Les gens autour de moi commencent à succomber. Un par un disparaissant dans l'âge argenté de l'âge. «Je prends ma retraite», annoncent-ils avec des sourires satisfaits. «J'en ai fait assez, et j'en ai assez. Il est temps que j'aimais les fruits de mon travail.»
Ils parlent de retraite comme si c'était la fête d'une vie, un état de grâce qui a toujours été le but de la vie – un gain pour la mouture. Et maintenant, le voici, les vacances sans fin, des étés séquentiels dans lesquels languir, gardant les heures et les habitudes d'une duchesse ou du Labrador, de la répétition à volonté et des sandwichs des étrangers hors des tables de café tout en faisant la grande circonnigation dans la caravane.
Anson CameronCrédit: Eddie Jim
Vous entendrez des retraités dire: « Oh, il n'y a pas assez d'heures dans la journée. » Ce sont les snoozers des fauteuils qui tombent d'une sieste à l'autre jusqu'à ce qu'ils se réveillent pour découvrir qu'ils ont réussi à traverser tout ce soleil gênant, et c'est enfin le crépuscule, et il est temps de faire un bouchon de bouchon d'une bouteille.
Je n'ai jamais eu de carrière à ma retraite. Jamais rien de régulier ou d'important pour justifier le mot. Donc, l'idée ne m'affecte pas personnellement. Mais je me souviens que mon père a été pétrifié de la retraite. Il l'a vu comme un antichambre banal à la tombe, un lieu de toast froid et de mettre des yips, la fin de vous en tant que personne sérieuse. C'était un homme péripatétique et pour lui, le temps libre – sans but immédiat – était un tourment. Les retraités «en pot» jusqu'à ce que «le soleil soit au-dessus de la cour», puis a commencé à «plier le coude». La retraite était une boue de jours vierges et de tentation dans lesquels une personne pouvait à peine rester morale, et encore moins digne. Heureusement, il est mort en selle et n'a jamais eu à y faire face.
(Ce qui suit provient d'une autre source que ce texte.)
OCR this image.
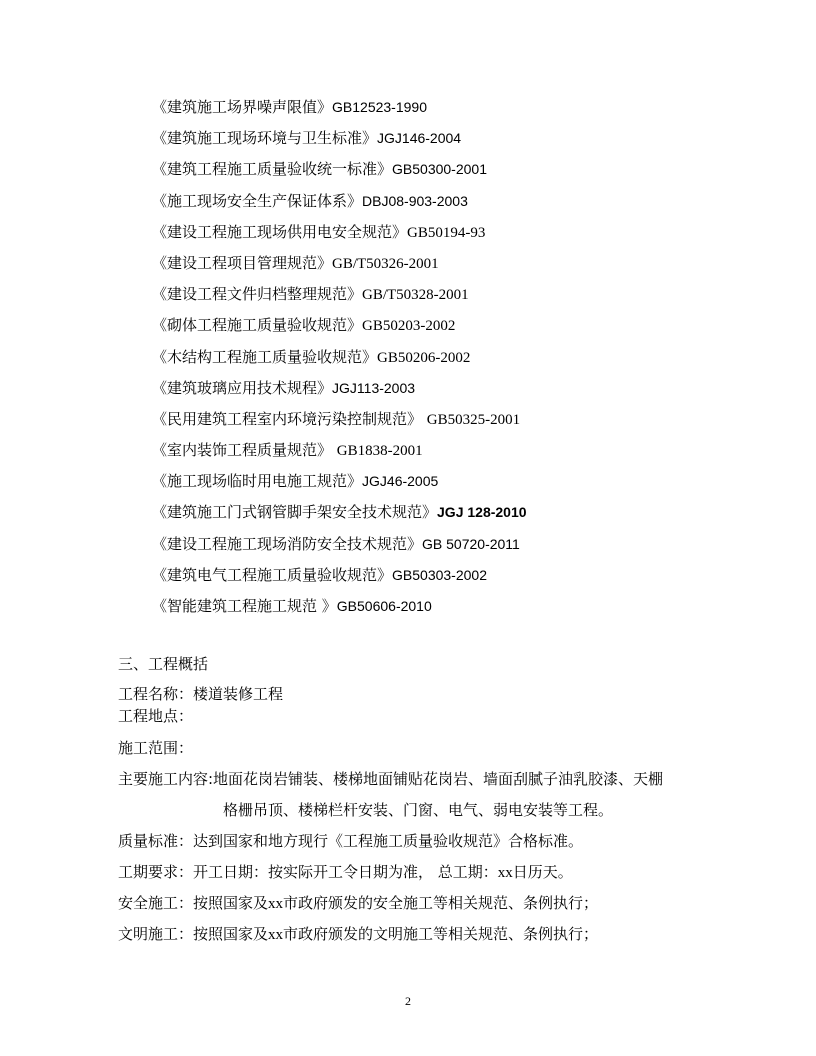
《建筑施工场界噪声限值》GB12523-1990
《建筑施工现场环境与卫生标准》JGJ146-2004
《建筑工程施工质量验收统一标准》GB50300-2001
《施工现场安全生产保证体系》DBJ08-903-2003
《建设工程施工现场供用电安全规范》GB50194-93
《建设工程项目管理规范》GB/T50326-2001
《建设工程文件归档整理规范》GB/T50328-2001
《砌体工程施工质量验收规范》GB50203-2002
《木结构工程施工质量验收规范》GB50206-2002
《建筑玻璃应用技术规程》JGJ113-2003
《民用建筑工程室内环境污染控制规范》 GB50325-2001
《室内装饰工程质量规范》 GB1838-2001
《施工现场临时用电施工规范》JGJ46-2005
《建筑施工门式钢管脚手架安全技术规范》JGJ 128-2010
《建设工程施工现场消防安全技术规范》GB 50720-2011
《建筑电气工程施工质量验收规范》GB50303-2002
《智能建筑工程施工规范 》GB50606-2010
三、工程概括
工程名称：楼道装修工程
工程地点：
施工范围：
主要施工内容:地面花岗岩铺装、楼梯地面铺贴花岗岩、墙面刮腻子油乳胶漆、天棚
格栅吊顶、楼梯栏杆安装、门窗、电气、弱电安装等工程。
质量标准：达到国家和地方现行《工程施工质量验收规范》合格标准。
工期要求：开工日期：按实际开工令日期为准， 总工期：xx日历天。
安全施工：按照国家及xx市政府颁发的安全施工等相关规范、条例执行；
文明施工：按照国家及xx市政府颁发的文明施工等相关规范、条例执行；
2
Et je n'ai jamais connu la compensation magique de la retraite, c'est que le quartier s'étend pour prendre les dimensions de l'univers, et les moments insignifiants deviennent capitaux. Un ami qui employait une fois 2500 personnes est, à la retraite, un chaperon heureux de huit chooks. Je l'ai entendu parler à ces oiseaux comme s'ils étaient des sous-mangers, des commis et parfois comme s'ils étaient ses filles. Eh bien, quelque chose doit combler le vide laissé par la pertinence, et s'il doit être des chooks, ils doivent être anthropomorphisés et adorés.
Ce sont les hauteurs faciles de l'auto-tromperie qui aident les retraités dans le gloring Dread. On peut entendre la lecture de leurs poinsettias comme s'ils étaient des étudiants en chimie. On peut voir des moineaux de clôture comme s'ils étaient des orchestres. Et les regarder faire du thé, c'est assister à un fil de lune réussi.
Les tâches qui étaient, au mieux, gênantes, doivent devenir cruciales et enrichissantes. Avez-vous vu le sourire sur le visage d'un retraité alors qu'elle récupère La période du samedi de la pelouse avant? Aussi large que Nelson lorsque la fumée s'est dégagée à Trafalgar.
À la retraite, les achats deviennent une campagne militaire, la réalisation d'un lit devient la construction d'un autre barrage Hoover. Ce n'est pas autant une illusion qu'un redimensionnement psychologiquement crucial du monde dans un endroit où l'élagage des roses de Clem mérite qu'Edward Gibbon en soit à en parler. C'est une défense naturelle contre le déclin. Glamouriser le quotidien. Consultez votre fenêtre comme Eden.
Mais poser les outils peut être risqué. La prudence la plus profonde contre la retraite dont j'ai été témoin a été lorsque Clive, un courtier en valeurs mobilières, appelé Last Trade, a éteint son écran, a enlevé son pardessus du rack et s'est entraîné à la maison du CBD, pour ne jamais revenir. À la retraite, ses normes ont été avalanchées comme un village suisse précaire dans la vallée de la dissipation. Sans discipline, sans structure, et en un an, il avait assiégé le garde-manger et se distend double. Un homme aux pattes de moindre, il a néanmoins dépassé 105 kilogrammes.